Davis’ wife Julia (Heather Lind) was killed in one of those scenes beloved of moviemakers, the sudden, out-of-nowhere automobile accident. These vehicular jump-scares are a cliché so hallowed and hoary that it’s hard to remember the last one we saw that didn’t make us roll our eyes and think, “Jeez, not again!” But neither writer Brian Sipe nor director Jean-Marc Vallée are above slamming us with it one more time.
Demolition follows this cliché with a development so quirky and off the wall that for a while it passes for a peculiar kind of insight into Davis’ psyche. He fixates on that elusive bag of M&M’s to the point of writing to the vending machine company—then using the letter, and several that follow, to explore his relationship with Julia, still formless and developing when she died.

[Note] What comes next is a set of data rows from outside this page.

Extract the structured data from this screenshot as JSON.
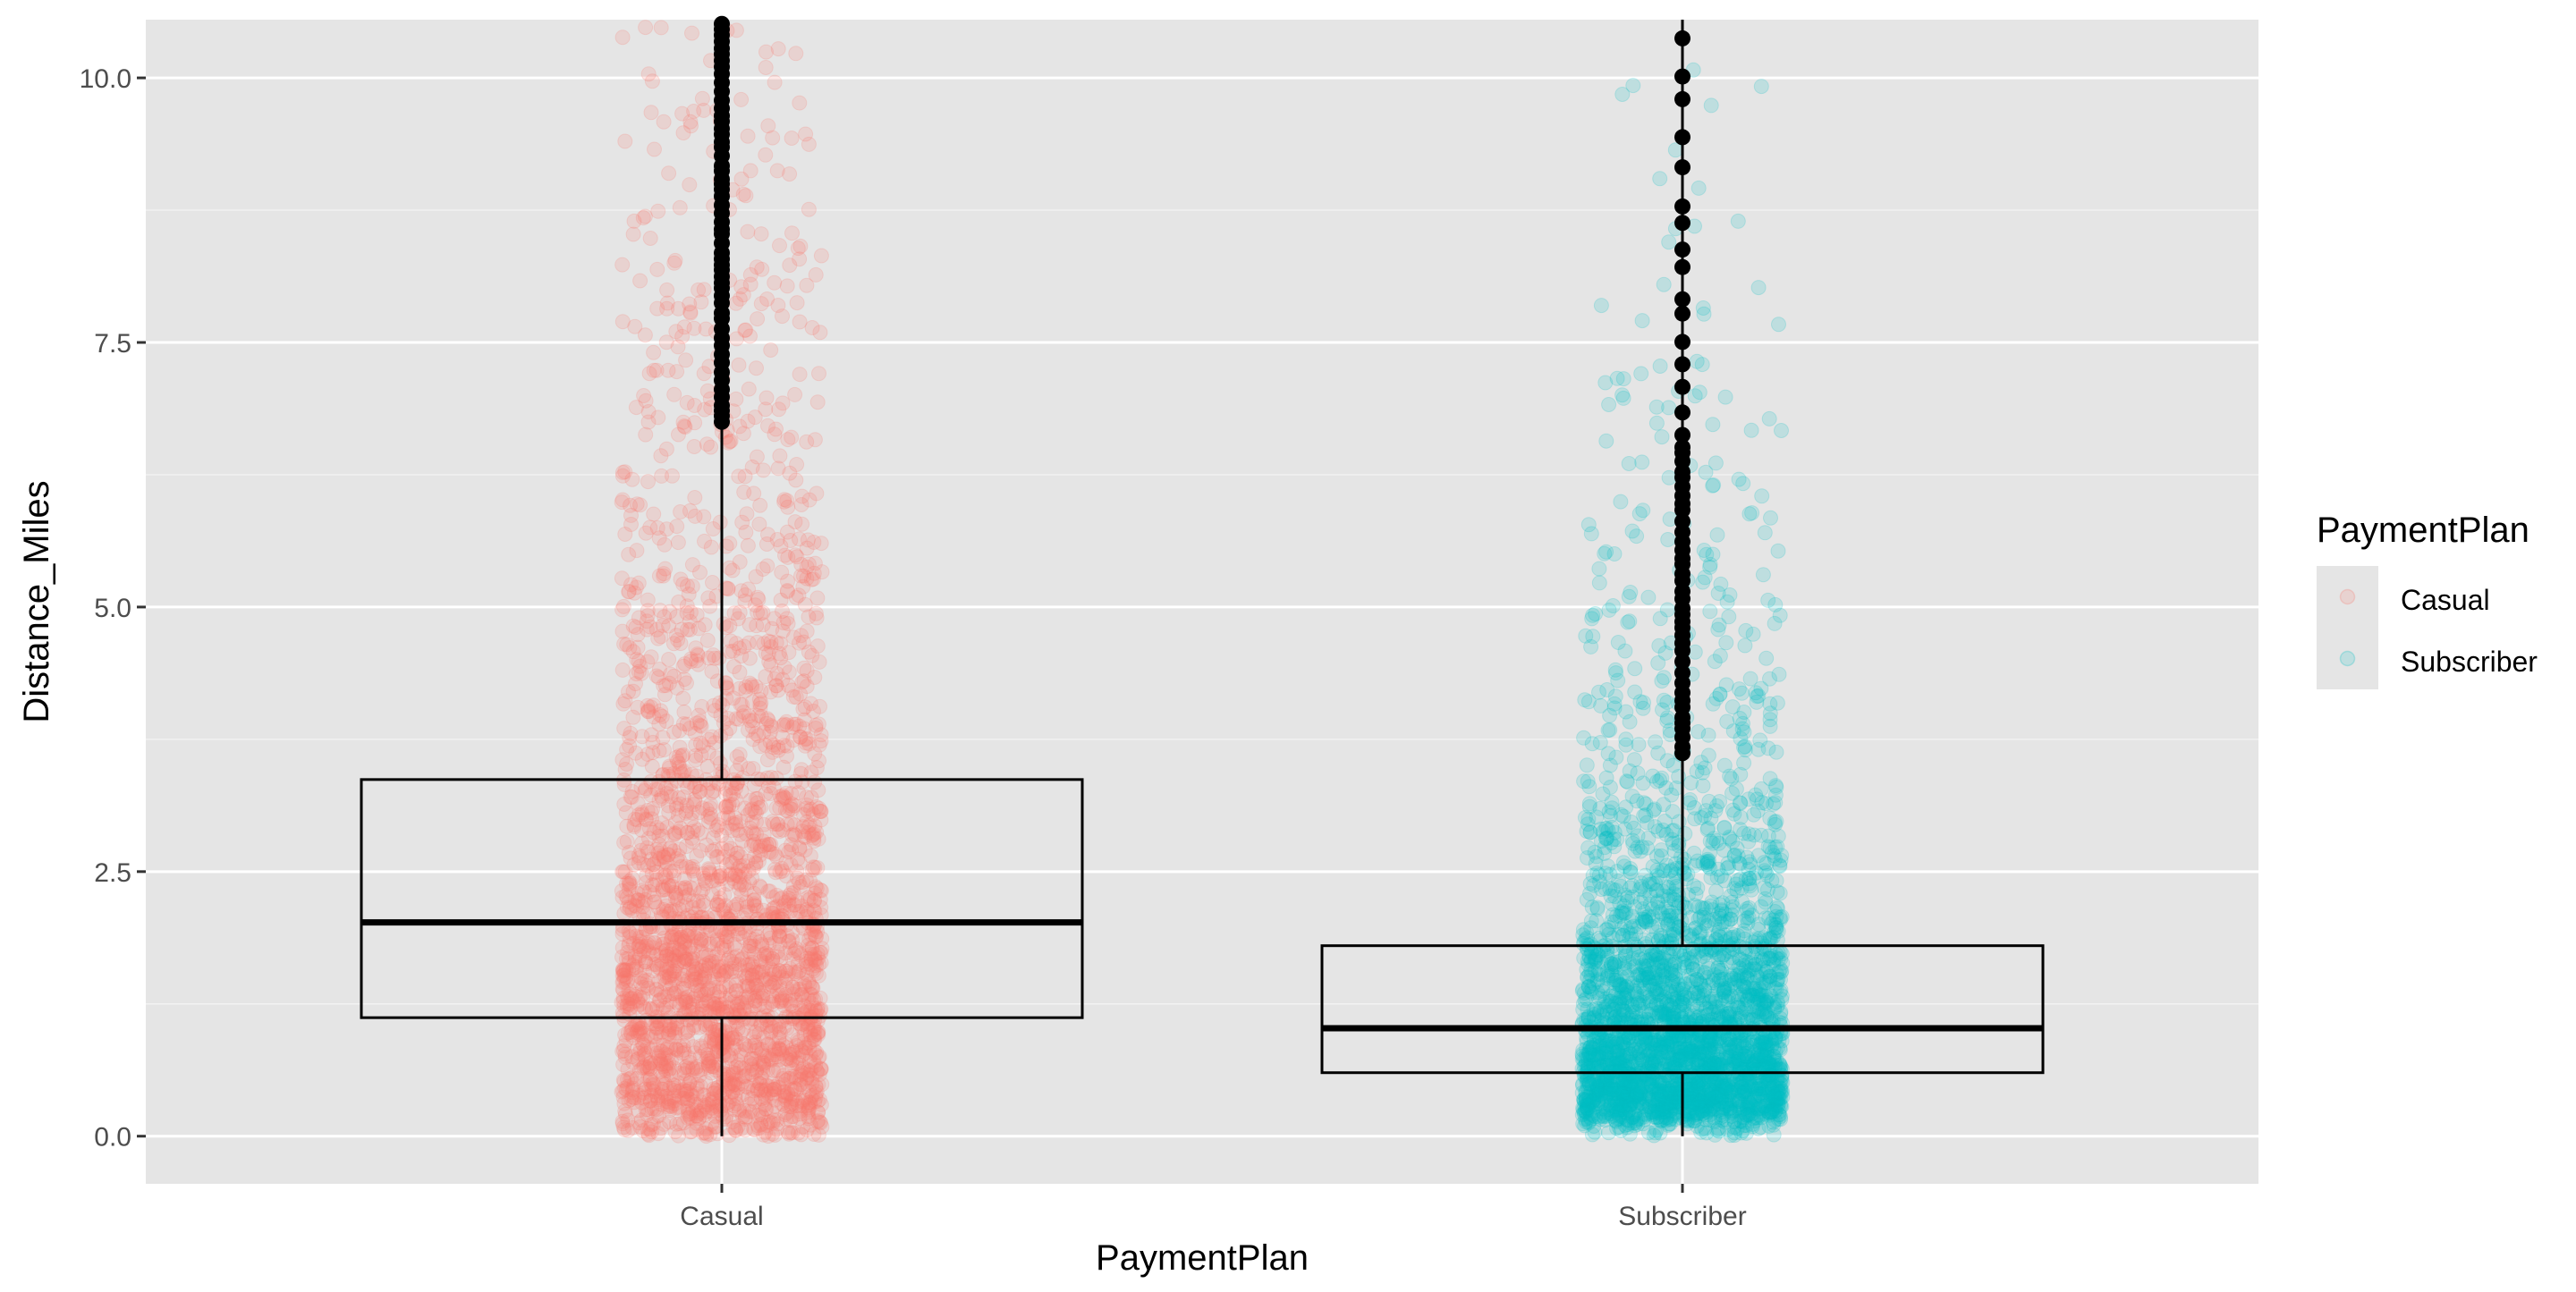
{
  "chart_data": {
    "type": "boxplot",
    "xlabel": "PaymentPlan",
    "ylabel": "Distance_Miles",
    "ylim": [
      -0.45,
      10.55
    ],
    "yticks": [
      {
        "value": 0.0,
        "label": "0.0"
      },
      {
        "value": 2.5,
        "label": "2.5"
      },
      {
        "value": 5.0,
        "label": "5.0"
      },
      {
        "value": 7.5,
        "label": "7.5"
      },
      {
        "value": 10.0,
        "label": "10.0"
      }
    ],
    "yminor": [
      1.25,
      3.75,
      6.25,
      8.75
    ],
    "categories": [
      "Casual",
      "Subscriber"
    ],
    "groups": [
      {
        "name": "Casual",
        "color": "#F8766D",
        "whisker_low": 0.0,
        "q1": 1.12,
        "median": 2.02,
        "q3": 3.37,
        "whisker_high": 6.75,
        "outlier_min": 6.75,
        "point_density": 1.0
      },
      {
        "name": "Subscriber",
        "color": "#00BFC4",
        "whisker_low": 0.0,
        "q1": 0.6,
        "median": 1.02,
        "q3": 1.8,
        "whisker_high": 3.62,
        "outlier_min": 3.62,
        "point_density": 1.0
      }
    ],
    "grid": true,
    "legend": {
      "title": "PaymentPlan",
      "placement": "right",
      "entries": [
        "Casual",
        "Subscriber"
      ]
    }
  }
}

Then comes another off-the-wall turn: His letters touch the heart of Karen Moreno (Naomi Watts), the company’s “customer service representative”—a diplomatic way of saying she’s a warehouse office worker in a dead-end job. Karen is so moved that, rather than just saying “Oh, what the hell” and sending Davis his damn buck-and-a-quarter, she calls him at 2 a.m. to ask if he needs someone to talk to. A friendship develops that draws in Karen’s son Chris (Judah Lewis), a smart but troubled teenager questioning his own sexuality and searching for a father figure.
Meanwhile, Davis takes a bit of advice from his father-in-law Phil (“Repairing a human heart is like repairing an automobile; you have to take everything apart, examine everything, then you can put it all back together.”) quite literally. He begins dismantling things—his refrigerator, the restroom stalls at the office. He graduates to destroying things, as if by smashing his own house to smithereens he can somehow reconstruct his own life.

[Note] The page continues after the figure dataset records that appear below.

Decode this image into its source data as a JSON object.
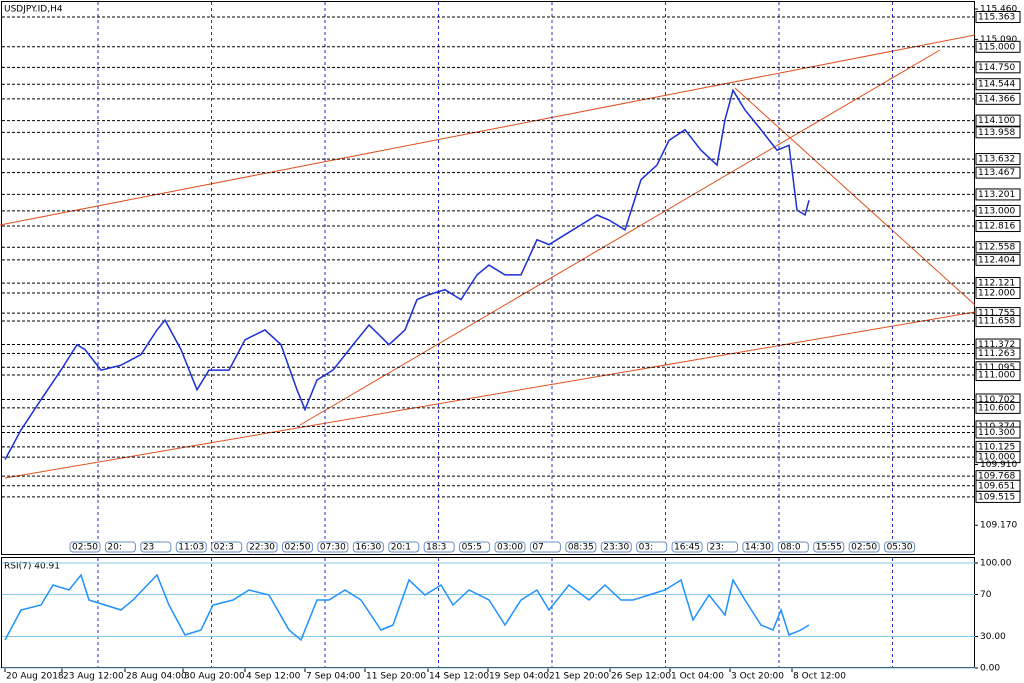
{
  "chart_data": [
    {
      "type": "line",
      "title": "USDJPY.ID,H4",
      "color": "#1c2fd6",
      "x": [
        0,
        4,
        9,
        14,
        18,
        20,
        24,
        29,
        34,
        38,
        40,
        44,
        48,
        51,
        56,
        60,
        65,
        69,
        73,
        75,
        78,
        82,
        88,
        91,
        96,
        100,
        103,
        106,
        110,
        114,
        118,
        121,
        125,
        129,
        133,
        136,
        140,
        144,
        148,
        151,
        155,
        159,
        163,
        166,
        170,
        174,
        178,
        180,
        182,
        185,
        189,
        193,
        196,
        198,
        200,
        201
      ],
      "values": [
        109.97,
        110.33,
        110.7,
        111.06,
        111.37,
        111.31,
        111.06,
        111.12,
        111.25,
        111.55,
        111.67,
        111.31,
        110.82,
        111.06,
        111.06,
        111.43,
        111.55,
        111.37,
        110.82,
        110.58,
        110.94,
        111.06,
        111.43,
        111.61,
        111.37,
        111.55,
        111.92,
        111.98,
        112.04,
        111.92,
        112.22,
        112.34,
        112.22,
        112.22,
        112.65,
        112.59,
        112.71,
        112.83,
        112.95,
        112.89,
        112.77,
        113.38,
        113.56,
        113.86,
        113.99,
        113.74,
        113.56,
        114.11,
        114.47,
        114.23,
        113.99,
        113.74,
        113.8,
        113.01,
        112.95,
        113.13
      ],
      "xlim": [
        -0.75,
        242.5
      ],
      "ylim": [
        108.99,
        115.546
      ],
      "yticks": [
        {
          "value": 115.46,
          "label": "115.460"
        },
        {
          "value": 115.09,
          "label": "115.090"
        },
        {
          "value": 109.91,
          "label": "109.910"
        },
        {
          "value": 109.17,
          "label": "109.170"
        }
      ],
      "levels": [
        115.363,
        {
          "value": 115,
          "label": "115.000"
        },
        {
          "value": 114.75,
          "label": "114.750"
        },
        114.544,
        114.366,
        {
          "value": 114.1,
          "label": "114.100"
        },
        113.958,
        113.632,
        113.467,
        113.201,
        {
          "value": 113,
          "label": "113.000"
        },
        112.816,
        112.558,
        112.404,
        112.121,
        {
          "value": 112,
          "label": "112.000"
        },
        111.755,
        111.658,
        111.372,
        111.263,
        111.095,
        {
          "value": 111,
          "label": "111.000"
        },
        110.702,
        {
          "value": 110.6,
          "label": "110.600"
        },
        110.374,
        {
          "value": 110.3,
          "label": "110.300"
        },
        110.125,
        {
          "value": 110,
          "label": "110.000"
        },
        109.768,
        109.651,
        109.515
      ],
      "xticks": [
        {
          "value": 0,
          "label": "20 Aug 2018"
        },
        {
          "value": 14.25,
          "label": "23 Aug 12:00"
        },
        {
          "value": 30,
          "label": "28 Aug 04:00"
        },
        {
          "value": 44.5,
          "label": "30 Aug 20:00"
        },
        {
          "value": 60,
          "label": "4 Sep 12:00"
        },
        {
          "value": 75,
          "label": "7 Sep 04:00"
        },
        {
          "value": 90,
          "label": "11 Sep 20:00"
        },
        {
          "value": 105.75,
          "label": "14 Sep 12:00"
        },
        {
          "value": 120.75,
          "label": "19 Sep 04:00"
        },
        {
          "value": 135.75,
          "label": "21 Sep 20:00"
        },
        {
          "value": 151.25,
          "label": "26 Sep 12:00"
        },
        {
          "value": 166.25,
          "label": "1 Oct 04:00"
        },
        {
          "value": 181.25,
          "label": "3 Oct 20:00"
        },
        {
          "value": 196.75,
          "label": "8 Oct 12:00"
        }
      ],
      "time_markers": [
        "02:50",
        "20:",
        "23",
        "11:03",
        "02:3",
        "22:30",
        "02:50",
        "07:30",
        "16:30",
        "20:1",
        "18:3",
        "05:5",
        "03:00",
        "07",
        "08:35",
        "23:30",
        "03:",
        "16:45",
        "23:",
        "14:30",
        "08:0",
        "15:55",
        "02:50",
        "05:30"
      ]
    },
    {
      "type": "line",
      "title": "RSI(7) 40.91",
      "color": "#1e90ff",
      "x": [
        0,
        4,
        9,
        12,
        16,
        19,
        21,
        25,
        29,
        32,
        38,
        41,
        45,
        49,
        52,
        57,
        61,
        66,
        71,
        74,
        78,
        81,
        85,
        89,
        94,
        97,
        101,
        105,
        109,
        112,
        116,
        121,
        125,
        129,
        133,
        136,
        141,
        146,
        150,
        154,
        157,
        161,
        165,
        169,
        172,
        176,
        180,
        182,
        185,
        189,
        192,
        194,
        196,
        199,
        201
      ],
      "values": [
        26.7,
        55.2,
        60,
        79,
        74.3,
        88.6,
        64.8,
        60,
        55.2,
        64.8,
        88.6,
        60,
        31.4,
        36.2,
        60,
        64.8,
        74.3,
        69.5,
        36.2,
        26.7,
        64.8,
        64.8,
        74.3,
        64.8,
        36.2,
        41,
        83.8,
        69.5,
        79,
        60,
        74.3,
        64.8,
        41,
        64.8,
        74.3,
        55.2,
        79,
        64.8,
        79,
        64.8,
        64.8,
        69.5,
        74.3,
        83.8,
        45.7,
        69.5,
        50.5,
        83.8,
        64.8,
        41,
        36.2,
        55.2,
        31.4,
        36.2,
        40.91
      ],
      "xlim": [
        -0.75,
        242.5
      ],
      "ylim": [
        0,
        100
      ],
      "yticks": [
        {
          "value": 100,
          "label": "100.00"
        },
        70,
        {
          "value": 30,
          "label": "30.00"
        },
        {
          "value": 0,
          "label": "0.00"
        }
      ]
    }
  ]
}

Grief makes people do strange things, I suppose. In filmmakers, so does pretentiousness. Generally, it’s good to grant artists their working premise; from that can come insight, epiphany, revelation. But somewhere along the line Demolition simply leaves planet Earth, and even these earnest and estimable actors can’t lure us into the flying saucer with them.
Maybe it comes when Davis takes Chris out playing with a handgun, then dons a Kevlar jacket and invites this clearly slightly-messed-up kid to shoot him. Or maybe it’s when Davis buys a bulldozer on eBay to help with demolishing his house, something nobody seems to notice, ask about or object to.
Whenever it comes, we begin at last to suspect that Sipe and Vallée are selling us a big, fat, piping-hot load of art-house malarkey. And that suspicion, once entertained, will not go away.